MENTAL BENEFITS: This workout is known to be therapeutic once you’ve got the basics down. You’re able to practice discipline while releasing ongoing stress and negative energy. You’ll notice boxing also challenges your hand-eye coordination.
A good workout should challenge both your body and mind – and nothing does it better than boxing. As a lover of zen workouts, I was initially hesitant to try something that involved such intensity and force. However, the first session reminded me that switching up my normal routine has a powerful effect, both mentally and physically.
Start by working alongside a trainer. Once you’ve learned the basics, you can take your skills home with you and practice against a punching bag.
I teamed up with House Of Fitness boxing expert Michael DeGood to learn how to throw a few solid punches. Replicate our moves for a therapeutic cardio workout…
For a full-body workout, do three-minute boxing rounds separated by three-minutes of cardio and/or abs work. Repeat five times, for a 30-minute workout.
Note: The following moves are based on being right-handed. Make changes accordingly.
Your trainer should begin by wrapping your hands for proper wrist support. This is especially important for beginners to avoid injuries. Wrapping protects your joints and the small bones in your hands. An alternative is to buy a pair of fingerless gloves.
Start your workout with some light cardio. Three minutes of jump roping is ideal for getting your heart rate up, while warming up your coordination skills.
To get in the correct standing position, begin with your feet shoulder-width apart.
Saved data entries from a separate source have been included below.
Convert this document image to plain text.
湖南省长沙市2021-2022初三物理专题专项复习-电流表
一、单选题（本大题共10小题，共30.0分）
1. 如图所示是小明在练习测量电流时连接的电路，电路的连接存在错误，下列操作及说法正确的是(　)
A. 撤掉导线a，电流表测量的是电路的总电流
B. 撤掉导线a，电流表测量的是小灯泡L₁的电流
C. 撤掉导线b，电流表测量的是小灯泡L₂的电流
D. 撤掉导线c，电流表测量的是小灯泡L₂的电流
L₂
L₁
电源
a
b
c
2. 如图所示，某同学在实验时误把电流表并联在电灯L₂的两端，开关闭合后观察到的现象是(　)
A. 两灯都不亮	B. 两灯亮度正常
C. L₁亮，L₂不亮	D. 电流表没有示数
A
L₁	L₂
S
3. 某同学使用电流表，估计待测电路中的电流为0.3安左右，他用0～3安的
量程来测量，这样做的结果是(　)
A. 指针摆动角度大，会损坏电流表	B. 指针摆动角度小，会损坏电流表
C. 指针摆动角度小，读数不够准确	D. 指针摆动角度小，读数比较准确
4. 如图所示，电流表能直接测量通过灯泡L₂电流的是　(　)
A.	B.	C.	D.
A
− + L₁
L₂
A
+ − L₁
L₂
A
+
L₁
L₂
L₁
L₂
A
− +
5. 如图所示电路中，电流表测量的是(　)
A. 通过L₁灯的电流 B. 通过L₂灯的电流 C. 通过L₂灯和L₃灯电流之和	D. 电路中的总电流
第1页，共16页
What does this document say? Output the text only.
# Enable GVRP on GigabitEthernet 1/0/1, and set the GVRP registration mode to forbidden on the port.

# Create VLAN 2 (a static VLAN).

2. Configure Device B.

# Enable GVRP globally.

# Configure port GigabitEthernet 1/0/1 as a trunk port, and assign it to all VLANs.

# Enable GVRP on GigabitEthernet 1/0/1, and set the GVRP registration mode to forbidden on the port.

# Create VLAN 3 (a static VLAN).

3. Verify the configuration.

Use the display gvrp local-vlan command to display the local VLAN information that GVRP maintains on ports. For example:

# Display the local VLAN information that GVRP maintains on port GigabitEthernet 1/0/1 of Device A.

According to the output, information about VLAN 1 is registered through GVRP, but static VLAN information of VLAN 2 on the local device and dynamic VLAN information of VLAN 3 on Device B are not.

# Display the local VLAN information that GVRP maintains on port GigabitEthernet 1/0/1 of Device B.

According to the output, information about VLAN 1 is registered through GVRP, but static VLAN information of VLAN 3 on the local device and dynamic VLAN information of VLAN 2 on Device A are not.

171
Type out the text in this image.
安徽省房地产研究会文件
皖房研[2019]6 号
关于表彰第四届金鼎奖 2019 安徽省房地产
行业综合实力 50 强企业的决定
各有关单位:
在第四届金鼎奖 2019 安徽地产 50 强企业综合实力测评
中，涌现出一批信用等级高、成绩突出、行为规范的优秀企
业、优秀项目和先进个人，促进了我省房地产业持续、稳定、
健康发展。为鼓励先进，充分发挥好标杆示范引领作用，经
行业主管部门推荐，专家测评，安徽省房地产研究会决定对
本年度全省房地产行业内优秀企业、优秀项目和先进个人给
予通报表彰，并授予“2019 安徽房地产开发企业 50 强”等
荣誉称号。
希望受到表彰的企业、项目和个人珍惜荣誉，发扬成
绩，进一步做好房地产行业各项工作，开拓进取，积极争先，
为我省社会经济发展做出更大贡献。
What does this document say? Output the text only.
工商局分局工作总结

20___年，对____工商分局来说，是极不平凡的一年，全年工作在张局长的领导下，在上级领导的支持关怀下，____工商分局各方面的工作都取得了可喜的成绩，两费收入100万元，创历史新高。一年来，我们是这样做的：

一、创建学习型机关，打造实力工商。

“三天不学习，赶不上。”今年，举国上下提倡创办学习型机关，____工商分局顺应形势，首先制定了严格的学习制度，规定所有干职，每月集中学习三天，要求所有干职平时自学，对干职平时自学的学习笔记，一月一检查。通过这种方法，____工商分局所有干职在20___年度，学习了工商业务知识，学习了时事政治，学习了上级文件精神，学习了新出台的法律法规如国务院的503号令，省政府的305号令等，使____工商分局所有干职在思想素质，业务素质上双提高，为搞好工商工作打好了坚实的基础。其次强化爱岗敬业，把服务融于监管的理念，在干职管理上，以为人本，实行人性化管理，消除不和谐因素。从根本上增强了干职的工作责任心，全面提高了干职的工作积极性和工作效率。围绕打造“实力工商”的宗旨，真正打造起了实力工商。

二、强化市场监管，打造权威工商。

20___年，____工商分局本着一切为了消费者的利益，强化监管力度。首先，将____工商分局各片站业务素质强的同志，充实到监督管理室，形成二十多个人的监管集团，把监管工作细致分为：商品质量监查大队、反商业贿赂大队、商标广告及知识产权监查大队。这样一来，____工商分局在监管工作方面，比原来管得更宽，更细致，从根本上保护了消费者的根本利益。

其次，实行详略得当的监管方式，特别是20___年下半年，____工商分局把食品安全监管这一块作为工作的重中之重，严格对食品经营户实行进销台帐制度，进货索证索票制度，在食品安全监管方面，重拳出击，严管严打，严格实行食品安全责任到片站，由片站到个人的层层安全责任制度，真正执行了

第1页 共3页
Then, take one natural step forward with your right foot, and bend your knees slightly. More of your weight will be on your back foot. Tuck your elbows in before throwing the punch to protect your face. Your left hand is known as the “jab,” while the right is the “cross.” For the jab, throw a straight punch out with your left, while keeping your right arm just below your chin. The power of your punch should come from your hips, more than your shoulders. For the cross, throw the exact same punch, but with your right arm.
Here, your legs are slightly wider apart and your front heel is up. Your left arm will make a 90-degree angle, parallel to the floor. This time, your focus should be on throwing a punch from the side rather than the front. Again, use your hips to control the power of the punch. Your right arm is meant protect your face, so keep your elbow close to your body.
Your feet will remain in a similar position, this time keeping your back heel up. Both knees should start off bent, but your right leg will straighten as you go in for the move. This is a close-proximity punch, and you should drive your whole body into this move. Your right arm will remain bent, as you throw your hand upwards into the mitt. Tip: Pretend there’s a string attached from your right elbow to your right hip, so as you go in for the punch your body moves in unison.